Senate opposition leaves South Carolina energy bill with listless future


COLUMBIA (AP) — Before a bill that supporters said will help South Carolina keep the lights on as the state rapidly grows could get debated on the Senate floor, several senators spoke out against the proposal.
The lawmakers, including Republican Senate Majority Leader Shane Massey said it's being rushed and could roll back expensive lessons learned by a failed nuclear reactors.
Massey said the 80-plus page bill introduced on Feb. 15 has too many changes to regulations. In remarks before the bill is even considered, he suggested punting it to next year and spending the rest of 2024 with comprehensive hearings to determine the scope the state's power needs and exactly how the regulatory system is preventing utilities from getting the help they need to produce more electricity.
"I'm not going to be held hostage by people saying if you don't give us exactly what we want when we want it we're going to turn the lights out on you," Massey said.

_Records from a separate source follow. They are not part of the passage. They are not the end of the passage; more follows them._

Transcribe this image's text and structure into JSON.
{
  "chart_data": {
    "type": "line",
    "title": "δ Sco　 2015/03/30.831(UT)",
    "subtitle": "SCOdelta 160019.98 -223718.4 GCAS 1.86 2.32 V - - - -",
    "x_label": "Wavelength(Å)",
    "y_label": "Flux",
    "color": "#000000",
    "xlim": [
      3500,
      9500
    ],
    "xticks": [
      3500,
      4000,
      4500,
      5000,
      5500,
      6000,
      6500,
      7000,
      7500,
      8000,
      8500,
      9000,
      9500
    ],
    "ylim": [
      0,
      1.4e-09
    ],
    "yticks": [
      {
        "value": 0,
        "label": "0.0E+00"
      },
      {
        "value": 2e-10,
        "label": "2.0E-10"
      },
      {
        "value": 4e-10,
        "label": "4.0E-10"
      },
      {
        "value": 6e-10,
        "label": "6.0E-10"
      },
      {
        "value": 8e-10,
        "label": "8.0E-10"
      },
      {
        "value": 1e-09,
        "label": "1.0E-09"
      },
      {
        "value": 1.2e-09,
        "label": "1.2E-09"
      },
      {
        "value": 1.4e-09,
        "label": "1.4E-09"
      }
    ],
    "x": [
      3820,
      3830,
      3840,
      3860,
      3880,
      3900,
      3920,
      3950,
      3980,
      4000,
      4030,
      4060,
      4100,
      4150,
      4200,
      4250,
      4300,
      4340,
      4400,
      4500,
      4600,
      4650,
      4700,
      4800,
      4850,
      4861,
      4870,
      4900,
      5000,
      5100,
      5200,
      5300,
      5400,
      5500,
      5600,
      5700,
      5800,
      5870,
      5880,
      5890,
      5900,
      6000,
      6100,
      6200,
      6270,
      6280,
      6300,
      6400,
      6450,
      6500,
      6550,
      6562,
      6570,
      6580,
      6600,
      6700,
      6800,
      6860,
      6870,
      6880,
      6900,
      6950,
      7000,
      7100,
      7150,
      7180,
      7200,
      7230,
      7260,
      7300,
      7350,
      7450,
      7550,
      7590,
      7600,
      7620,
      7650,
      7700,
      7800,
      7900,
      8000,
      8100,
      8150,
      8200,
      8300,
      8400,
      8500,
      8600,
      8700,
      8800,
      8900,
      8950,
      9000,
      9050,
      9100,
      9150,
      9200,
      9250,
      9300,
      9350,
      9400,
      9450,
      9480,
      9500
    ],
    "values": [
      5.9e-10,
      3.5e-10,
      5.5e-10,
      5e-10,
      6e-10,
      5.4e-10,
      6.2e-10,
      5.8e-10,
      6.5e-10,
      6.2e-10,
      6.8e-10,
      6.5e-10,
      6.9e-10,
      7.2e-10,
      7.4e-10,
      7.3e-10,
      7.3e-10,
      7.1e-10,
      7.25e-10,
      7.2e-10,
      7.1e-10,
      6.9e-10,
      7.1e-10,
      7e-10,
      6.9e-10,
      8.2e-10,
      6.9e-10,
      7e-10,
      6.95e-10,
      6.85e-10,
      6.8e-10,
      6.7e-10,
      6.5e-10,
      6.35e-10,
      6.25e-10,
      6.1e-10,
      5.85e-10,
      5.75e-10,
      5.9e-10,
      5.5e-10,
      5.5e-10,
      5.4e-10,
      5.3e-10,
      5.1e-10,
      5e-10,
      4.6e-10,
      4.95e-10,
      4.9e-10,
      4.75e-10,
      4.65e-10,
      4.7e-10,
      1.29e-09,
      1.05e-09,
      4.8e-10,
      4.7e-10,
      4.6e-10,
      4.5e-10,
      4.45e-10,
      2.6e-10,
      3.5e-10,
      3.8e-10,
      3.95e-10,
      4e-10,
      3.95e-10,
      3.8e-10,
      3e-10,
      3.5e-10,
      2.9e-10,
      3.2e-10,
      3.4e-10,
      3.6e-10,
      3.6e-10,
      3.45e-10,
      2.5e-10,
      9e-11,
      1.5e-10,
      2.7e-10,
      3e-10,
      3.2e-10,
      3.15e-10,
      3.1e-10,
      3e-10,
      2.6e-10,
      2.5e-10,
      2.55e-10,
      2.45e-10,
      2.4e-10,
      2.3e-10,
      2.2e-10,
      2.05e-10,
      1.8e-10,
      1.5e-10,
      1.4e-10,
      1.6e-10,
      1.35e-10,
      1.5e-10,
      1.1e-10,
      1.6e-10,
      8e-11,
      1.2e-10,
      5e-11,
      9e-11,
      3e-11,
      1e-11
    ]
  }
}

Supporters of the bill point to Christmas Eve 2022 when cold weather combined with some problems at generating stations led to demand that nearly topped the ability to generate electricity in South Carolina.
Utility officials said rolling blackouts were only minutes away in some places in the state before more generation capacity came online
The short term goal for supporters of the bill is to make sure private Dominion Energy and state-owned utility Santee Cooper can build a natural-gas fired power plant in the Lowcountry. It allows faster approval of gas pipelines needed for the project.
The long term goals include items like reducing the Public Service Commission which oversees utilities from seven members, having watchdogs consider the health of utilities as well as the needs for ratepayers as they make decisions and allowing utilities to release less information about some projects from the public before they are approved.
Republican Sen. Luke Rankin said while the bill is barely two months old, the ideas have been debated for much longer, both in the House and generally.
"The sense of this being jammed down, fast tracked, hurried through, scuttled by everyone — I don't' take offense to that," Rankin said. "The process is the process."
The clock is ticking on the bill for 2024 though. The bill will die if not approved by the end of the session on May 9. The Senate will spend a week on the budget, leaving the body with about eight legislative days to come up with something.
Republican Sen. Sandy Senn said she was told by Dominion Energy it would take eight years to get the new gas plant online and that's why the bill was needed in 2024.
"If it will be a good bill today it will be a good bill tomorrow," Senn said.
Tuesday's opponents to the bill said they aren't against extra power. A state whose population has grown by more than 30% in the past two decades — adding more than 1.4 million people — needs it to keep the lights on in houses and big manufacturers and data farms humming without having to buy power from out of state.
But the state should pause and look at ideas like limiting data farms that use more power in a week than entire communities in a year or give more credence to solar or other greener energy solutions that backers of the bill said are currently unreliable.
Hovering over the entire debate are decisions lawmakers made nearly 20 years ago overhauling the way regulators look at utilities, allowing them recover costs of building two nuclear reactors at the V.C. Summer plant near Columbia before the work was done.
When construction fell behind, executives of South Carolina Electric & Gas — later bought by Dominion as it faced possible bankruptcy — lied about the progress to keep the money coming. Several were convicted of crimes after the project failed in 2017.
Nearly half the House was elected after the nuclear debacle, while three-quarters of senators were serving when the reactors went bust.
One of those was Democratic Sen. Margie Bright Matthews, settling into her second year with the body. She said utilities still haven't finished the cleanup of the mess burning coal left behind in her Colleton County district and she sure doesn't trust their word on this bill without a lot of scrutiny.
"There is no lesson to be learned from the second kick of a mule," she said. "Perhaps we need to take a minute and see what's happening."